We get the work decoupage from the French word ‘decouper’ which means ‘to cut’. It is thought to have started out in Siberia, where tombs would be decorated with cut out pieces of felt. In the 12th Century the technique spread to China where items like lanterns and boxes were decorated with paper shapes. It was through Chinese trade links with Italy that the art of decoupage spread to Europe.
Craftsmen in Venice and Florence started to use decoupage alongside technique like gilt work, where gold leaf is applied to an object, to decorate furniture and other household items. It also became a very popular hobby for young women during the 18th century and was considered as an accomplishment worth possessing. One very famous lady who is said to have practised the craft was Marie Antoinette, who apparently cut up works of art for scraps to use as part of her projects. These cut out were stuck on to furniture and then lacquered to finish them off. In England the art was known as Japanning and was practised widely in the royal court for many years. One notable courtier, Mary Delaney, became famous during the reign of George III for creating what she called her ‘paper mosaics’. This craze prompted painter Robert Sayer to write a book called ‘The Art of Japanning Made Easy’. The book contained 1500 illustrations for craftsmen to work from however in most cases these illustrations were cut out by ladies to use on their projects.

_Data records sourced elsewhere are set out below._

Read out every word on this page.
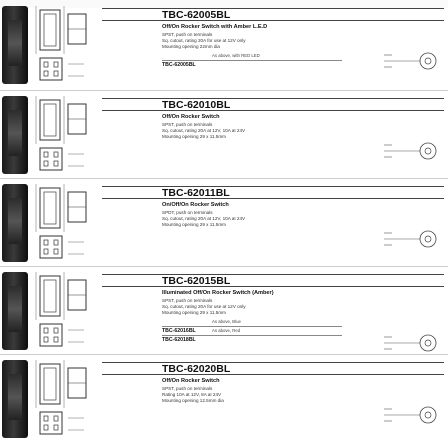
TBC-62005BL
Off/On Rocker Switch with Amber L.E.D
SPST, push on terminals
Sq. cutout, rating 20A for use at 12V only
Mounting opening 22mm dia
TBC-62005BL
As above, with RED LED
TBC-62010BL
Off/On Rocker Switch
SPST, push on terminals
Sq. cutout, rating 20A at 12V, 10A at 24V
Mounting opening 29 x 11.5mm
TBC-62011BL
On/Off/On Rocker Switch
SPDT, push on terminals
Sq. cutout, rating 20A at 12V, 10A at 24V
Mounting opening 29 x 11.5mm
TBC-62015BL
Illuminated Off/On Rocker Switch (Amber)
SPST, push on terminals
Sq. cutout, rating 20A for use at 12V only
Mounting opening 29 x 11.5mm
TBC-62016BL
As above, Blue
TBC-62018BL
As above, Red
TBC-62020BL
Off/On Rocker Switch
SPST, push on terminals
Rating 10A at 12V, 8A at 24V
Mounting opening 12.5mm dia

Examples of antique decoupage:
The craze for decoupage largely died out in the late 19th and early 20th Century but has undergone a revival in recent years with many decoupage guilds being started up.
Examples of modern decoupage:
Paper – you can get specialist decoupage paper but you can pretty much use anything you like such as napkins, newspaper or magazine cuttings.
Glue – there are a number of specialist decoupage glues out there such as Mod Podge or alternatively white PVA glue works just as well when mixed with water.
Varnish – If you buy a specialist decoupage glue then that will normally contain a varnish but if not acrylic varnish can be used.
Spreader – A foam spreader is used to apply the glue to the paper. The soft foam is best as it is less likely to rip the paper than an acrylic spreader.
Flat Lolly Stick– Use the flat edges to smooth out any wrinkles in the paper once the glue has been applied.
Old Cloth – To clean off any excess glue or wipe up spillages.
- Find an object that you want to decorate. This could be an old wooden chair, a picture frame, a plant pot or anything else you think needs to be jazzed up.
- Set up your workstation. Lay a plastic table cloth over your table and gather all your materials together.
- Cut out your shapes from the papers, magazine etc. that you have selected.
- Prepare your surface. In order to get the best results the surface you are decorating should be both clean and dry. If you surface is not smooth then you could sand the area down. This will also help the glue to adhere properly.
- Apply the glue to your surface and to the back of your cut outs. Lay them carefully on to the surface and smooth out any wrinkles. Ensure that the whole area is covered by layering your cut outs on top of each other where necessary.
- Once the glue is completely dry you should apply a coat of sealer across the whole of the decoupaged area. If necessary you can apply a number of coats until you are happy with the finish.